これまでテレビは支配力の強いメディアとしてユーザの上に君臨してきた。だが現在、その状況はなし崩し的に変わろうとしている。

いつでもどこでも好きな番組を観たい

 かつて、VOD(ビデオ・オン・デマンド)という言葉がテレビの未来として熱心に語られたことがあった。いつでも好きなときに、好きな番組を視聴できるサービスだ。

 現在、VODはサービスレベルでは可能になったが、回線やサーバやコンテンツ・ラインアップの問題があり、幅広く普及したとは言い難い。

 本誌が前号で取り上げたアレックス6チューナーレコーダーは、テレビ番組に限ればVODをしのぐ利便性をユーザにもたらす装置だ。発売から半年、ワンセグ6チャンネルの全テレビデータを保存している人も少なくないだろう。ドラマでいうなら2クール、野球でいうなら放映されたペナントレースの全てが、いつでも楽しめるわけだ。

 アレックス6はテレビ視聴を、時間というくびきから解き放った(タイムシフト)。
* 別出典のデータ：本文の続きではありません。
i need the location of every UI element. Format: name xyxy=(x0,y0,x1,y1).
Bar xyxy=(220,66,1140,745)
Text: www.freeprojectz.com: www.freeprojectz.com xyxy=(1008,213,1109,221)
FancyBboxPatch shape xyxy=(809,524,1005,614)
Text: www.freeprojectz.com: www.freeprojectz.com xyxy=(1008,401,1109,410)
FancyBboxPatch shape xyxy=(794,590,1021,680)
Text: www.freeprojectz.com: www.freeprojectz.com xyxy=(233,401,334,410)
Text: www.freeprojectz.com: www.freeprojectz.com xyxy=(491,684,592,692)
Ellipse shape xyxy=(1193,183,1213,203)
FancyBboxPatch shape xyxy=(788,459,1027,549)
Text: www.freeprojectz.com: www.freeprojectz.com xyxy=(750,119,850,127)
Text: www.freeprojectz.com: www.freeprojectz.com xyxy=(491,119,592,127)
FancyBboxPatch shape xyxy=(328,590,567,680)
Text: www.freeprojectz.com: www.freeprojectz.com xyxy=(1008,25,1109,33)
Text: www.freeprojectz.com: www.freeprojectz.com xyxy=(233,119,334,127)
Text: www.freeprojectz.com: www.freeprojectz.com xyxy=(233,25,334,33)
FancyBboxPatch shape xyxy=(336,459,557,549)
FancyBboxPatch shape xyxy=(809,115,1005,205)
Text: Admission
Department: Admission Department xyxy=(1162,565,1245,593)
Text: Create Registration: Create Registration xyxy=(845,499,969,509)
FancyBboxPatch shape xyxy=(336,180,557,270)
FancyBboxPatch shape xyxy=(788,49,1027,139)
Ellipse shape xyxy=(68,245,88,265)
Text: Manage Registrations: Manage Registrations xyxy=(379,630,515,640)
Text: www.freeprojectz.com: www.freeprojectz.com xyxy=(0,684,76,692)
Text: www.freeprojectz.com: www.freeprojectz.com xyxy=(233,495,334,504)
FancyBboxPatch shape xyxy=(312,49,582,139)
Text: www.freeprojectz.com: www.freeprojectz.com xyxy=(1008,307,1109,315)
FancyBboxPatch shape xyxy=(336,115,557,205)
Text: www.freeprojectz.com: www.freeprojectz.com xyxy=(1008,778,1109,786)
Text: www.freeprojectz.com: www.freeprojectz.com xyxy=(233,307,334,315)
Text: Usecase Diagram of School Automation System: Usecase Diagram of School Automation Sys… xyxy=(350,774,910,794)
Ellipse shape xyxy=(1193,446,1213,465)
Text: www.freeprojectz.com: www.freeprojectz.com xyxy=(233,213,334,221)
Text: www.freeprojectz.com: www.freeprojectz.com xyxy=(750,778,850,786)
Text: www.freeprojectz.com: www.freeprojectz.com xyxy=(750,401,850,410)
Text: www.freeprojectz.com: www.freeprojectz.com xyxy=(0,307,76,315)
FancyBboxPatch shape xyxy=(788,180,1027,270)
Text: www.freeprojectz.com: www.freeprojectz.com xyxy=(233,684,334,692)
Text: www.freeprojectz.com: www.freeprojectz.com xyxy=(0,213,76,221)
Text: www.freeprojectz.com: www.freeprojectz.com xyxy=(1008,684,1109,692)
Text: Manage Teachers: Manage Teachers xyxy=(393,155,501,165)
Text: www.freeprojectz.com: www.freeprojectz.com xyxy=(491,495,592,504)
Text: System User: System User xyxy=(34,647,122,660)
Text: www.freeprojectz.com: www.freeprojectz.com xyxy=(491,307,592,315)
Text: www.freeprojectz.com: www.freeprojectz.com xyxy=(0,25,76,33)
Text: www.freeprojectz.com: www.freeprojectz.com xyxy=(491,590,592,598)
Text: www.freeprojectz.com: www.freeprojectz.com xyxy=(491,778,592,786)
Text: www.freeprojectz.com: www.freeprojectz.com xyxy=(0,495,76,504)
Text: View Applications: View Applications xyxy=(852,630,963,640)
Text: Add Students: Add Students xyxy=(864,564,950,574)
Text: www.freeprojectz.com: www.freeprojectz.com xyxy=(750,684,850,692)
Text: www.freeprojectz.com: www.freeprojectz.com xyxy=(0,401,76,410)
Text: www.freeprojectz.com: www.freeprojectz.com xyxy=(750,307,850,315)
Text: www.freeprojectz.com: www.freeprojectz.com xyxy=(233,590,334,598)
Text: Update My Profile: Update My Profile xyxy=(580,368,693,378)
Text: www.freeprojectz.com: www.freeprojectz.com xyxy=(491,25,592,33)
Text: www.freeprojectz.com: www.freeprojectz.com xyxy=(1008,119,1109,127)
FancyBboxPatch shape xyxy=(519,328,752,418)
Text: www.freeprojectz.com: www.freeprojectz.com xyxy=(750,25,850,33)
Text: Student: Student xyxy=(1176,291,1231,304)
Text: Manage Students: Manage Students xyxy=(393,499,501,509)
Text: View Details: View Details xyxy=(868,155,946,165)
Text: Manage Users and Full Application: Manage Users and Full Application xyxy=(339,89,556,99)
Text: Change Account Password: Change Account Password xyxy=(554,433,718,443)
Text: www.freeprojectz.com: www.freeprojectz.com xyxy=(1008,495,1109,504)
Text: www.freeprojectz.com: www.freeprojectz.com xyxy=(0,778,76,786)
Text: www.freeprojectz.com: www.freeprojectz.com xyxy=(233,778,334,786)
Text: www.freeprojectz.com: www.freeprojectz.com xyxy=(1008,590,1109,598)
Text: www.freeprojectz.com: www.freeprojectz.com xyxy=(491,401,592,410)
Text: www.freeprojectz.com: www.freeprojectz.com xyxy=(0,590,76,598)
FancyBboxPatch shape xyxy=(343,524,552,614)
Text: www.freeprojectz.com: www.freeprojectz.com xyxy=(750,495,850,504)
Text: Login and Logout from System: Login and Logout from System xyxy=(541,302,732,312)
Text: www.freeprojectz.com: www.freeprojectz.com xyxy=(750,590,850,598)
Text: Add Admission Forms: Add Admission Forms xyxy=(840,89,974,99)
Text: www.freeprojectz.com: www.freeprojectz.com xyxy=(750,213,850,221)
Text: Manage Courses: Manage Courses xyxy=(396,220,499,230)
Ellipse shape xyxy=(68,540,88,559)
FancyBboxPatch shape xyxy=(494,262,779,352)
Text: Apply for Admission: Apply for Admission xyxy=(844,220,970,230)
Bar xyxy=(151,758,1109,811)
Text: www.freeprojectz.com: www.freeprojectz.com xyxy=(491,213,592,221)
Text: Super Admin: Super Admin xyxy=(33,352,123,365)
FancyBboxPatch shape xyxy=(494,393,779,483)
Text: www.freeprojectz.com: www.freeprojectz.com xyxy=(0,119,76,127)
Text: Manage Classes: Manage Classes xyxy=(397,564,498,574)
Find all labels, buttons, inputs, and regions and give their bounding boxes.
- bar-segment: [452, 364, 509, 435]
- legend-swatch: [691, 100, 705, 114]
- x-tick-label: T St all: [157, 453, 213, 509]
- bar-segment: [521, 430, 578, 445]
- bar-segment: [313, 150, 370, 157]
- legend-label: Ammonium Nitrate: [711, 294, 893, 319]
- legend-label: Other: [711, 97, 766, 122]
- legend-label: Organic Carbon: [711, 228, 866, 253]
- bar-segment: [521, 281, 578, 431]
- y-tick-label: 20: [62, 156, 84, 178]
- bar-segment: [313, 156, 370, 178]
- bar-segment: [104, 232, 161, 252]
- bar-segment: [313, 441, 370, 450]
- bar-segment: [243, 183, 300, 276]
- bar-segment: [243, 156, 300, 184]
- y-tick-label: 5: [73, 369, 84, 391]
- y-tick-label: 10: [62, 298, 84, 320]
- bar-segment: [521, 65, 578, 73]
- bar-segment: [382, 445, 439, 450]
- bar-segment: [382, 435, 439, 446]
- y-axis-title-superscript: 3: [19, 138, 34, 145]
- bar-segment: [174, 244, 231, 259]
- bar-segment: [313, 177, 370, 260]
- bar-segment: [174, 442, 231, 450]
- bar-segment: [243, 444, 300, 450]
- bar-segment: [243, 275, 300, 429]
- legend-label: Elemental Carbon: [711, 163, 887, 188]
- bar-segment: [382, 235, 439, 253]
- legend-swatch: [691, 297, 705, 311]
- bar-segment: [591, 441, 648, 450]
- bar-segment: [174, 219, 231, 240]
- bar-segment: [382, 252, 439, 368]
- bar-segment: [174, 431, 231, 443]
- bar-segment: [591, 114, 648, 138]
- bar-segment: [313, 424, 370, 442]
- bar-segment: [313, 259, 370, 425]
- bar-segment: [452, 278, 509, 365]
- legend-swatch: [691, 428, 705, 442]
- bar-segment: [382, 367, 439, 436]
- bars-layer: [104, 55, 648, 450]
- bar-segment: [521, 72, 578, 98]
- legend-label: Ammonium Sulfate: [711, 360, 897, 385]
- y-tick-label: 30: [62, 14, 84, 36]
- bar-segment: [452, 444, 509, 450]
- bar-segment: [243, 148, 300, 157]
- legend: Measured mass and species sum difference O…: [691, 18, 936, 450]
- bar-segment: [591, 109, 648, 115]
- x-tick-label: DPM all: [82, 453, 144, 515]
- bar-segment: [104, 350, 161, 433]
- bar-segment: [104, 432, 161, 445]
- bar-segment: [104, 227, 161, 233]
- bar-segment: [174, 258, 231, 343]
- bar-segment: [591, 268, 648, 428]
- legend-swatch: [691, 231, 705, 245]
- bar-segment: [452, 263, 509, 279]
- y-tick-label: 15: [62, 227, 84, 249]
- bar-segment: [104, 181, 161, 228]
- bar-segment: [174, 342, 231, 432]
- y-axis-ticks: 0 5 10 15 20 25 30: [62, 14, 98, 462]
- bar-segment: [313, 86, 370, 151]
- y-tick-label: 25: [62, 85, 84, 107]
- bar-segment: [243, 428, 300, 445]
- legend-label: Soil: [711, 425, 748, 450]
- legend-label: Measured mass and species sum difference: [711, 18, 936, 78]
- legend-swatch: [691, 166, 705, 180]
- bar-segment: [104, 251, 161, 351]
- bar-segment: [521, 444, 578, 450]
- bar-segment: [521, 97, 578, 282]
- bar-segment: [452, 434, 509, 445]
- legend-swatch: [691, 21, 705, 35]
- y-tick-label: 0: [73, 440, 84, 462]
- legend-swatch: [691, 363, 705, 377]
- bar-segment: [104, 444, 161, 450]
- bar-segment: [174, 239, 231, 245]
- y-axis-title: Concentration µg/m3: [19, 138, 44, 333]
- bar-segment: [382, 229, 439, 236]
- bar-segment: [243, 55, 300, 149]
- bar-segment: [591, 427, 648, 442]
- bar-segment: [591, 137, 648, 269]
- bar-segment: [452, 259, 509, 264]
だが、私たちはまだ場所の制約からは完全に逃れられていない(プレースシフト)。

 いくらアレックス6が過去のテレビ番組をすべて録画しているといえども、保存先であるHDDがなければ視聴不可能だからだ。しかし、これだけネットワークが発達した時代に、わざわざ家へ帰らなければ録画した番組が見られないというのはおかしな話だ。

 ひとつの解決策としてアレックス6の開発元であるソフィアデジタル株式会社が発表したのがARecX6Appだ。これはiPhone用のアプリケーションで、アレックス6で録画した番組を無線LAN(Wi-Fi) を通じてiPhoneで視聴できるようにしたものだ。ARecX6Appがあれば、浴室でもトイレでも、家の中のどこでも過去のテレビ番組を楽しむことができる。

 そもそも家庭内のプレースシフトは、長いことテレビ業界の課題であった。DLNA(Digital Living Network Alliance)の努力によって、ようやく1台のレコーダーを複数のテレビで共有する体制が整ったが、視野を広げればまた違った問題が見えてくる。

 家庭内で共有できるのであれば、仕事先、あるいは出張先からでも録画した番組を視聴できるのではないか。さらに言えば、海外赴任となったビジネスマンとその家族が、日本の家に置いたレコーダーで録画した日本の番組を、回線を通じて海外のテレビで楽しむことも可能ではないだろうか。番組録画DVDを誰かに郵送してもらうかレンタルするような状況は、ブロードバンド時代においてアナクロとなりつつあることは誰もが感じているだろう。

 もちろん現段階では、自宅に置いたアレックス6の録画番組を遠隔地で視聴するのは知識のある人でないと難しい。一消費者が気軽に使えるようなサービスの登場が待たれるところだ。

 これまでテレビ業界は時間や場所の制約を握ることで権力を得てきた。だが、テレビ業界に未来があるとすれば、むしろタイムシフトやプレースシフトを前提にしてビジネスプランを建て直すことではないだろうか。

 近い将来、自宅サーバに録画したコンテンツを、スマートフォンで呼び出して視聴するスタイルは一般的になる。ウォークマンが音楽を居間のオーディオから解放したように、スマートフォンが映像コンテンツをテレビの奴隷から解き放つ日がやがて来る。

※『IT批評 1号 特集:プラットフォームへの意思』(2010年12月刊行)より「TVのプレースシフト、タイムシフト」を転載。